A general election was held in Mississippi on November 4, 2003, to elect to 4 year terms all members of the state legislature (122 representatives, 52 senators), the offices of Governor, Lieutenant Governor, Attorney General, State Treasurer, State Auditor, Secretary of State, Commissioner of Agriculture and Commerce, and Commissioner of Insurance, plus all three members of the Transportation Commission and all three members of the Public Service Commission.

Results for the State Legislature
All 122 representatives and all 52 senators are elected for four-year terms with no staggering of terms.  The state legislature draws up separate district map for the House of Representatives and for the Senate, usually after the U.S. Census.  There are no term-limits for members of the legislature.
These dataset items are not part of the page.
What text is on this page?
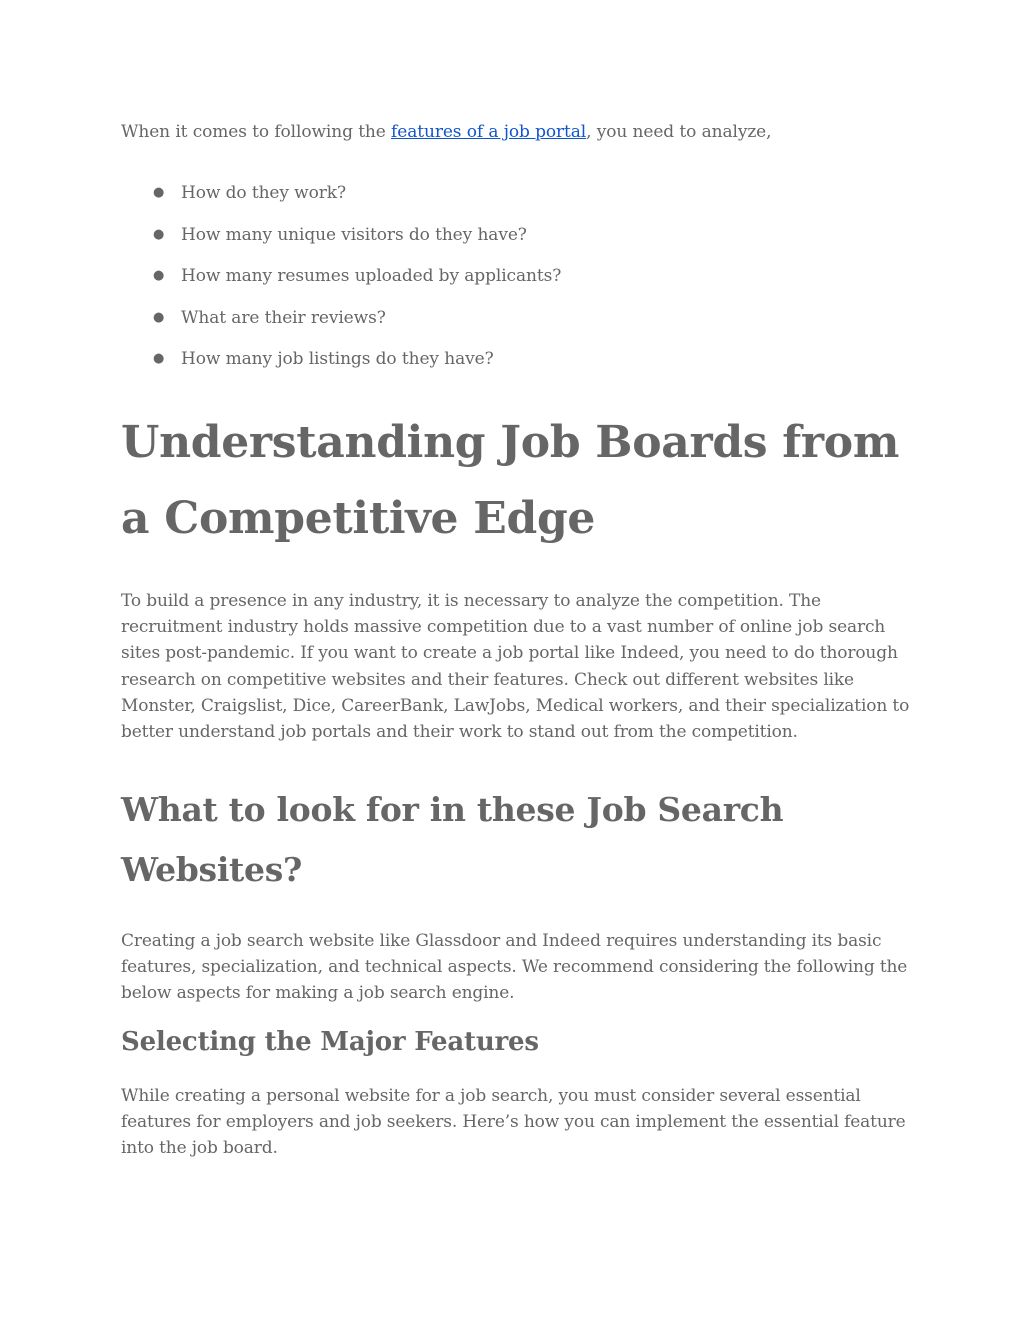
When it comes to following the features of a job portal, you need to analyze,
● How do they work?
● How many unique visitors do they have?
● How many resumes uploaded by applicants?
● What are their reviews?
● How many job listings do they have?
Understanding Job Boards from a Competitive Edge

To build a presence in any industry, it is necessary to analyze the competition. The recruitment industry holds massive competition due to a vast number of online job search sites post-pandemic. If you want to create a job portal like Indeed, you need to do thorough research on competitive websites and their features. Check out different websites like Monster, Craigslist, Dice, CareerBank, LawJobs, Medical workers, and their specialization to better understand job portals and their work to stand out from the competition.

What to look for in these Job Search Websites?

Creating a job search website like Glassdoor and Indeed requires understanding its basic features, specialization, and technical aspects. We recommend considering the following the below aspects for making a job search engine.

Selecting the Major Features

While creating a personal website for a job search, you must consider several essential features for employers and job seekers. Here’s how you can implement the essential feature into the job board.
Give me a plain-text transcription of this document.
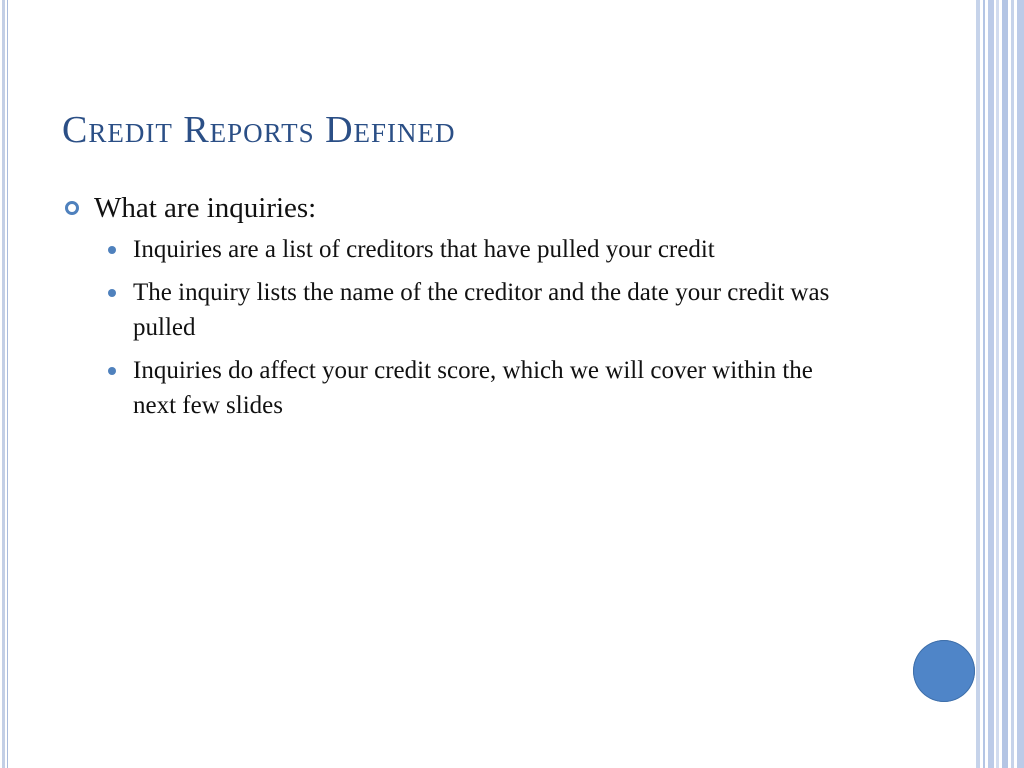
Credit Reports Defined
What are inquiries:
Inquiries are a list of creditors that have pulled your credit
The inquiry lists the name of the creditor and the date your credit was pulled
Inquiries do affect your credit score, which we will cover within the next few slides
Results for House of Representatives

Results for Senate

Results for Statewide Offices
According to Article 5, Sections 140-41 of the state constitution, the governor and the other seven statewide officers are elected if they receive a majority of electoral votes and a majority of the direct total popular vote.  A candidate wins an electoral vote by winning a plurality of the votes in a state house district; therefore, with there being 122 house districts, there are 122 electoral votes.  When no candidate receives both majorities, the House of Representatives decides the election between the two persons receiving the highest number of popular votes.

Governor

Incumbent Democrat Ronnie Musgrove faced Republican challenger Haley Barbour as well as the Constitution Party's John Thomas Cripps, the Green Party's Sherman Lee Dillon, and the Reform Party's Shawn O'Hara.  in 1999, Musgrove, then Lt. Gov., just barely won the gubernatorial election against Republican Mike Parker, a former U.S. Representative, with the state House of Representatives deciding the outcome due to a tie in the electoral votes (Musgrove did win 49% of the popular vote compared to 48% by Parker).
Musgrove lost his re-election bid in 2003 to Barbour after a very competitive race.

Lieutenant Governor
Amy Tuck, elected to the office in 1999 as a Democrat, had switched to the Republican Party in December 2002 after taking positions on several issues, like re-districting, that opposed the state Democratic Party's stances.  In this race, her challenger was Democratic State Senator Barbara Blackmon, who was the first black woman to run for a statewide race.  Tuck defeated Blackmon by a comfortable margin.

Attorney General
Mike Moore, a Democrat who had served four terms starting in 1988, declined to run for re-election.  Moore protégé Jim Hood faced Republican Scott Newton.  Newton ran many ads attacking Hood on being soft on crime and especially criticized Hood's handling of a rape case, while Hood focused on Newton's supposed inexperience.  Hood won convincingly over Newton.

State Treasurer
Four term Democrat Marshall Bennett resigned in early 2003 to join a New York City law firm and was replaced by Peyton Prospere who was appointed by Gov. Musgrove to complete the term.  With Prospere not seeking election in his own right, Gary Anderson ran for the Democrats.  The Republicans chose 29-year-old banker Tate Reeves.  In a very close race, Reeves bested Anderson.

State Auditor
Republican Phil Bryant, first appointed by Gov. Kirk Fordice in 1996 to fill an unexpired term and then won in 1999, easily cruised to victory over Reform Party candidate Billy Blackburn.

Secretary of State
Three term incumbent Democrat Eric Clark won with token opposition.

Commissioner of Agriculture and Commerce
Democrat Lester Spell was re-elected to a 3rd term.

Commissioner of Insurance
Democrat George Dale won an 8th term.